Antonia Wilhelmina Kraaij (Kraay), roepnaam To, Tonia of Tony, verzetsnaam Tonny.
N.B. De familie staat als Kraai in de gemeenteadministratie vanwege een schrijffout van de dienstdoende ambtenaar.
Antonia werd op 10 maart 1906 geboren in Tiel in het socialistische gezin van Herminus Everhardus Kraaij en Antonia Wilhelmina Remmerde. Het gezin telde vier jongens, Hendrik, Herman, Pieter en Frits en twee meisjes, Antonia en Johanna. Herminus was lid van de SDAP, de kinderen gingen naar de Arbeiders Jeugd Centrale (AJC).
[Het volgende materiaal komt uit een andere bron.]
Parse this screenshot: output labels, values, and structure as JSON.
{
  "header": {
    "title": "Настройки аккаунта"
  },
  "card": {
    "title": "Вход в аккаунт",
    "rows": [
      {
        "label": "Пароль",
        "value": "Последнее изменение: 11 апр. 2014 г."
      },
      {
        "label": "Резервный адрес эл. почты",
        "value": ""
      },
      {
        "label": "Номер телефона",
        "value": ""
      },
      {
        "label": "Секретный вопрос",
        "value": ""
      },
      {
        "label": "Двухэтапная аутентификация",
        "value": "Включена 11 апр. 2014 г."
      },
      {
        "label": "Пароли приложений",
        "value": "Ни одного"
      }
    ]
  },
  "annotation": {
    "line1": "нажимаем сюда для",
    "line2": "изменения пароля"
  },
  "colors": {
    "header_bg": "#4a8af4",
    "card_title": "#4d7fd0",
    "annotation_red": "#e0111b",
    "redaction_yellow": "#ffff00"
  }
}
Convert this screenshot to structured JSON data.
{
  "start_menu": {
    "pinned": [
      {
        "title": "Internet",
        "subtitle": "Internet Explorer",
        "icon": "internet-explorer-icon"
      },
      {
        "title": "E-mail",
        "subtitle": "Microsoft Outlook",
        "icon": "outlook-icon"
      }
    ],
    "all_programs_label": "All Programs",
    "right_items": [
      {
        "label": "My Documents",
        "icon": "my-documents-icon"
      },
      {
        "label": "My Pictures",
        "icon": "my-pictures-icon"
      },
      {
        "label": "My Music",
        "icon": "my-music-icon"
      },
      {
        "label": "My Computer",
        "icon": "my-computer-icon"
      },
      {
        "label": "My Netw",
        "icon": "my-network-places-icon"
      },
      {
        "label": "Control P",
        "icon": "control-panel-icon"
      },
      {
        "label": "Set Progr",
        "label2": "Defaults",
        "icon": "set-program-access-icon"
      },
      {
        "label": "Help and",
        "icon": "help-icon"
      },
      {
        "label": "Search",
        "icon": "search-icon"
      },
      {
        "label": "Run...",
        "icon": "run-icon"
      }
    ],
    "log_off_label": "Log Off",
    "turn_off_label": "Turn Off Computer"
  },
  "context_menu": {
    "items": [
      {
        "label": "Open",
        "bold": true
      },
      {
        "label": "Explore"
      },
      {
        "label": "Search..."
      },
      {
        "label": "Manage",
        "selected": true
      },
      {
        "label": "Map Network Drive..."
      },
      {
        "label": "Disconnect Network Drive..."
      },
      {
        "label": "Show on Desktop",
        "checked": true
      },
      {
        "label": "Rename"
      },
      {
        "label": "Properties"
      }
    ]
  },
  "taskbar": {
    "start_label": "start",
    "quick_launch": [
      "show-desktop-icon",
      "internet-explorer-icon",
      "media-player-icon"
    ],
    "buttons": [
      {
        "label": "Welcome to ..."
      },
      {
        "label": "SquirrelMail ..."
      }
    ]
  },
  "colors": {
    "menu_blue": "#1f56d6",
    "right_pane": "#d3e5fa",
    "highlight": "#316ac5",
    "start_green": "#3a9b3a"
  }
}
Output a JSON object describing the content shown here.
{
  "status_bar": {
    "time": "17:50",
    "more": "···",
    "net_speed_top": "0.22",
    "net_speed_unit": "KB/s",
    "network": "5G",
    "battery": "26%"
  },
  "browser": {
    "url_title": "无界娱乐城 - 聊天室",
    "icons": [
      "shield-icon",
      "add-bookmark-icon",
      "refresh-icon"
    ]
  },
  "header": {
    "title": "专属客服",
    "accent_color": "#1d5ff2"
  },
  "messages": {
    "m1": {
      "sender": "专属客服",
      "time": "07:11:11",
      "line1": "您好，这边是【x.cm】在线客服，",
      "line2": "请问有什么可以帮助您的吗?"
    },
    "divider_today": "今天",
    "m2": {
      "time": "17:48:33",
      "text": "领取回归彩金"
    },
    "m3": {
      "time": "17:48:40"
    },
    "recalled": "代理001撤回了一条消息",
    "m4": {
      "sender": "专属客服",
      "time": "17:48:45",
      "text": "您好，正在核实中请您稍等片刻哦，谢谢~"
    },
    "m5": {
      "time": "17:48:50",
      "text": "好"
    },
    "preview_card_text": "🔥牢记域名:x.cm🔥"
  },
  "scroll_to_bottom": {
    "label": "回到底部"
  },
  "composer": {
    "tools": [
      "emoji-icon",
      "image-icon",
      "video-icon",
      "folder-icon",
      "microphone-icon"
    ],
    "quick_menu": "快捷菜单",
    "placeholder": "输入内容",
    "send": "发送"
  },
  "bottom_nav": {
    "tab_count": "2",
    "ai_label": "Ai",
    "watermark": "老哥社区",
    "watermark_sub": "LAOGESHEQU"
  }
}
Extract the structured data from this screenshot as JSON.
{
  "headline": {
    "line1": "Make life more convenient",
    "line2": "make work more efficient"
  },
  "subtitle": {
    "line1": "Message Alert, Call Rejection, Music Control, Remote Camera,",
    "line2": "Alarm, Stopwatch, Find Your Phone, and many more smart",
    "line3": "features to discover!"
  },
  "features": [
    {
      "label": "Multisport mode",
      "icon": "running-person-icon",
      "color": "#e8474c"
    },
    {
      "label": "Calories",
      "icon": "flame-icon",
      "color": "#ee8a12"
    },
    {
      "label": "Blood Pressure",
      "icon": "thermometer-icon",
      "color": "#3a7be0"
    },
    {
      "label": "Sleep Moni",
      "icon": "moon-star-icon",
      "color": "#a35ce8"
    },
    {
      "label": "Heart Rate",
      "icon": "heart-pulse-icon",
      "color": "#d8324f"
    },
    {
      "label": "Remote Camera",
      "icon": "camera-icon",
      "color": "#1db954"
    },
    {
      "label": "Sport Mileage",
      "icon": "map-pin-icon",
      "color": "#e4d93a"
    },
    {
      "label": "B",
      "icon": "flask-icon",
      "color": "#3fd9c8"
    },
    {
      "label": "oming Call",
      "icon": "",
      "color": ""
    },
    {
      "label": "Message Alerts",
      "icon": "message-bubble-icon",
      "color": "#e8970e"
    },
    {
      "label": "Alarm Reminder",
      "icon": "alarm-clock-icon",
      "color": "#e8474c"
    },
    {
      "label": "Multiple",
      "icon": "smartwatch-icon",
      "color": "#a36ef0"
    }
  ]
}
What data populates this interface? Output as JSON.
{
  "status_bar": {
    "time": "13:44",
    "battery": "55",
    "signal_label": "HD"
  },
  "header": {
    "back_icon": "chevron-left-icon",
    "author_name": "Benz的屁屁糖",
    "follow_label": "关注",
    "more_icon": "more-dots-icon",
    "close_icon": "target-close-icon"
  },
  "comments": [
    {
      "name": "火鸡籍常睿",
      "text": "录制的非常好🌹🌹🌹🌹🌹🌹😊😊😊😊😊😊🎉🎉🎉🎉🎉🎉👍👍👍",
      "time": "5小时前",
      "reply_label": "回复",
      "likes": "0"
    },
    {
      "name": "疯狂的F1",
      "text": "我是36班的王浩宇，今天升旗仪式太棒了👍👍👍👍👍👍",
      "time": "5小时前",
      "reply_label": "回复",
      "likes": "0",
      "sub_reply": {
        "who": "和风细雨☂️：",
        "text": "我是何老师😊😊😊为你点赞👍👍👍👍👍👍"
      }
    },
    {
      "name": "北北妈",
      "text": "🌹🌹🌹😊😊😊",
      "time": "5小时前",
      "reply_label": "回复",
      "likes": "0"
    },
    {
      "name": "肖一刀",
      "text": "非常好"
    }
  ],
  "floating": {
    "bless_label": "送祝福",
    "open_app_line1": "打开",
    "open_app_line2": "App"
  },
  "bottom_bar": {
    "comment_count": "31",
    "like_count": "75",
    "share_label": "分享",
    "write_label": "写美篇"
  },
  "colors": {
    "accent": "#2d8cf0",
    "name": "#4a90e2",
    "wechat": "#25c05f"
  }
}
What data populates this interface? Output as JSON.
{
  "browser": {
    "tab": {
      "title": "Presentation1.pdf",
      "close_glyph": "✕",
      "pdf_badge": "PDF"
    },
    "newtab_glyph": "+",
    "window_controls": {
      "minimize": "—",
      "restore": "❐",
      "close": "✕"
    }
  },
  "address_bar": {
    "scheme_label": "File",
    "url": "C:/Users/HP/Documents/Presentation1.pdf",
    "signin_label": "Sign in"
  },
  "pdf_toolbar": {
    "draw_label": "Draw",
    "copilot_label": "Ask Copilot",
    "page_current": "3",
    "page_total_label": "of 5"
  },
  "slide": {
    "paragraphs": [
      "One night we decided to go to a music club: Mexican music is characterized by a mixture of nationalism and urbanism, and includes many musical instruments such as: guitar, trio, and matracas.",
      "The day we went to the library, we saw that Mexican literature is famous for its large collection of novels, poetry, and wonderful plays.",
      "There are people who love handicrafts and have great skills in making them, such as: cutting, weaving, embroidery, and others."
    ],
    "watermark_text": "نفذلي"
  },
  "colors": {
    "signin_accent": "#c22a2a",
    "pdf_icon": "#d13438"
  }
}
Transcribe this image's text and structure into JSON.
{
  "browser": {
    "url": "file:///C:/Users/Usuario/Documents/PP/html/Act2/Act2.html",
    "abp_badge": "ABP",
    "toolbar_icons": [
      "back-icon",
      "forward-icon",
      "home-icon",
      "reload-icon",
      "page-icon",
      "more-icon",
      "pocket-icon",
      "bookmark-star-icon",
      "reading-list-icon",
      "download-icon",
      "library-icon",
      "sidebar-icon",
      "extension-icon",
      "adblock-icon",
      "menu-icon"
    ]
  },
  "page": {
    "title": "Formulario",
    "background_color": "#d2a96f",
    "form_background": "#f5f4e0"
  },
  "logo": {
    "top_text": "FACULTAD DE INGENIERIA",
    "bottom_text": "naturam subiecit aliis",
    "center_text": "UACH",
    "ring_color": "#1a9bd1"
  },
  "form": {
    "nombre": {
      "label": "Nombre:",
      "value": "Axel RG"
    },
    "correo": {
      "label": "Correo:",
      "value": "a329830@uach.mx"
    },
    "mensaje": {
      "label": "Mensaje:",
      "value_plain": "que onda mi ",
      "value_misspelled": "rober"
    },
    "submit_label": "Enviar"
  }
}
To wilde als kind graag verpleegster worden. Haar vader had echter liever dat zij het onderwijs in ging. Uiteindelijk werd besloten dat To de opleiding tot apothekersassistente ging volgen in Werkendam. Na het behalen van haar diploma spaarde To tot ze genoeg had om alsnog haar verpleegstersdiploma te halen bij het Binnengasthuis in Amsterdam. Tijdens deze opleiding zaten de aankomende verpleegsters intern. Het was zwaar werk en de dagen waren lang, maar in 1925 behaalde ze haar diploma. Hiermee behoorde To tot de in die tijd kleine groep opgeleide vrouwen met een eigen inkomen. Ze genoot van haar zelf verworven zelfstandigheid en maakte met haar collega’s, in de weinige vrije dagen die ze hadden, graag uitstapjes en reisjes naar het buitenland. Naar Londen bijvoorbeeld, en naar Brussel, Zwitserland en Parijs.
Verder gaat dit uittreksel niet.